Committed to PEOPLE'S RIGHT TO KNOW
Vol. 5 Num 551 Wed. December 14, 2005  
   
Editorial


Editorial
Terror turbulence and martyrs' legacy
Missing them sorely today
In the long run of the annual reminiscences about their heinous extermination by the marauding occupation forces in a scorch-the-intellectual wealth-policy at the first light of our freedom in 1971, this is one year perhaps that stands out palpably. It's closing on a note of self-realisation that the memory of the martyred intellectuals has been enlivened as never before by some current events.

The forces opposed to our liberation, those who had collaborated with the then Pakistan establishment to snuff out our best brains and icons in various professions have had a reincarnation, not in any conventional interpretation of an evolution, but in the dangerous surge of ideas being spearheaded by the language of bombings. Ideological terrorism of a minority, even though minuscule, has shown its hand; actually, its armed teeth. That is the challenge we face today as we commemorate the martyred.

The facts are known; their recital has been ritualistically annual; our indebtedness to them has again been recounted year after year, but have we lived up to, or are we fighting for the ideals in danger afresh that they had laid down their lives for? We thought that by raising a memorial for them and having their living relatives recount the lives and works seasonally we have done our duty towards them. On the contrary, we feel that we have done a lip service to their memory that is a pretty crystallised impression inside of us.

They were people of such outstanding calibre, and of towering strength in terms of experience and knowledge they had commanded in their respective fields that the voids they left have not been truly filled even to this day. They were themselves assets and were the creators of intellectual wealth which together sums up the sense of loss through a decline in the quality of commitment and professionalism in various domains of national life.

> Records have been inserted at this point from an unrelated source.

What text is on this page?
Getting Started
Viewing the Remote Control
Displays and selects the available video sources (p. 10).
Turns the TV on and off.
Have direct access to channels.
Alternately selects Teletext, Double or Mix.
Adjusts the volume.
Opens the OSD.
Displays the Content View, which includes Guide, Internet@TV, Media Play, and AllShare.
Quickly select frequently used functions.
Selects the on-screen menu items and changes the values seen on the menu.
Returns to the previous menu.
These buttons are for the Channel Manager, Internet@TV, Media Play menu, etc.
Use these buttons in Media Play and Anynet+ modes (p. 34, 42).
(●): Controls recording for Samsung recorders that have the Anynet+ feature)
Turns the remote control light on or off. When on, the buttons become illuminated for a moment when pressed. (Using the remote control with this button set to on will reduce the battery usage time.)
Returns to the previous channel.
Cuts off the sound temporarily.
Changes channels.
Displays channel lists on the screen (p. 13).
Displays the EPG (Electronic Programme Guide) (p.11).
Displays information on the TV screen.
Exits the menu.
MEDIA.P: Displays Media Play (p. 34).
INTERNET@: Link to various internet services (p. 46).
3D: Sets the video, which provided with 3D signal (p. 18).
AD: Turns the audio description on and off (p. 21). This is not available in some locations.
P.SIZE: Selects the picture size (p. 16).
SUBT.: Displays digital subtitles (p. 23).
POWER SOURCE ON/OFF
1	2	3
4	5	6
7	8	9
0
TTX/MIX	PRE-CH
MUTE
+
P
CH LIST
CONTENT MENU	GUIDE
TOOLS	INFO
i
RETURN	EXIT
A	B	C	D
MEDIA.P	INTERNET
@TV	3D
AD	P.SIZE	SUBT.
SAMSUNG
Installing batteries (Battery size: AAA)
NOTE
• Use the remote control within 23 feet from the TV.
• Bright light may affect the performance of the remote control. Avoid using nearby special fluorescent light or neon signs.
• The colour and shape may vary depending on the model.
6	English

What is their place in the text books today? Have their works been put together and made available to the new generations?

Leaders led; workers, students, peasants fought shoulder to shoulder with soldiers and policemen who took up arms to free the motherland but the martyred intellectuals were the soul mates of the freedom fighters, the torch bearers of our independence struggle and the ideological mentors of the war cry that reverberated through the length and breadth of Bangladesh for what we are today.